駆け付けたお姉様は真剣な顔でそう言った。

だからこの力を秘密にしている。

気付けば、あの少年は姿を消していた。

父に聞いても、そんな子は屋敷にいなかったという。

『花の妖精さんだったのかな』

私が呟くと、お姉様は笑った。

『ふふふ。きっとそうよ。
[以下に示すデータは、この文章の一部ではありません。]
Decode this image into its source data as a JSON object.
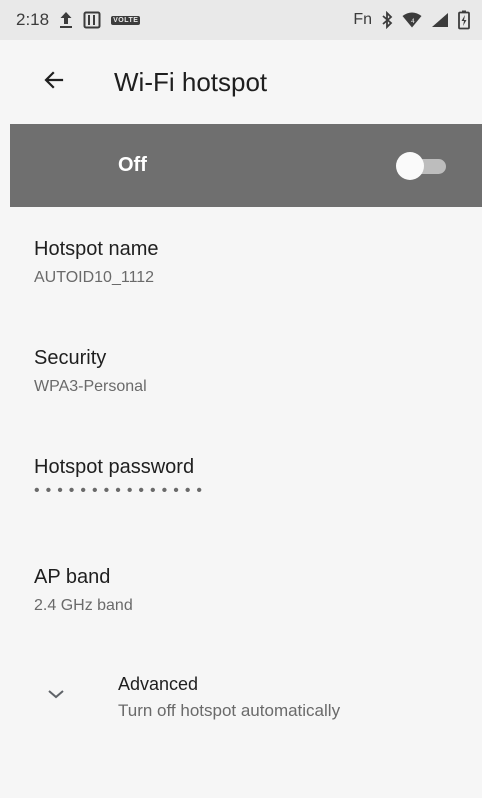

またいつか会えるわ』

今でも花を見ると、あの少年を思い出す。

けれど、もう昔みたいに寂しくはない。

母とは時々会っているし、お姉様と母は一緒に店を経営するほど仲良しだから。

「もう! 本当に他に良い男はいくらでもいるのに!」

お姉様は結局、いつも折れてくれる。

みんな同じことを言う。

もっと良い人がいるって。

だけど、私はレミアンがいい。

だって――。

劇場でボヤ騒ぎが起きた時だって、彼は私を守ってくれた。

悲鳴が響く薄暗い廊下。

後方から白い煙が迫っていた。

逃げ惑う人々に押され、私の手はレミアンの手と離れてしまった。

背の低い私は人波にもみくちゃにされていた。

足が竦んでいた。

すると後ろからレミアンが私を抱き込んだ。

覆いかぶさるように庇いながら。

人に押されても倒れないよう、必死に耐えながら。

そして外へ出た瞬間、また人波に流されて離れ離れになる。

不安で周囲を見回していると――。

レミアンが駆け寄ってきた。

そして私の手を握る。

『離れてしまって、不安だったよ。怪我はない?』

『ええ、大丈夫よ。守ってくれてありがとう』

『婚約者だもの、当たり前さ』

あの時は、確かに愛されていると思った。

あれから一年。

今の私は、もう分かっている。

レミアンの一番大切な人は、私ではないことを。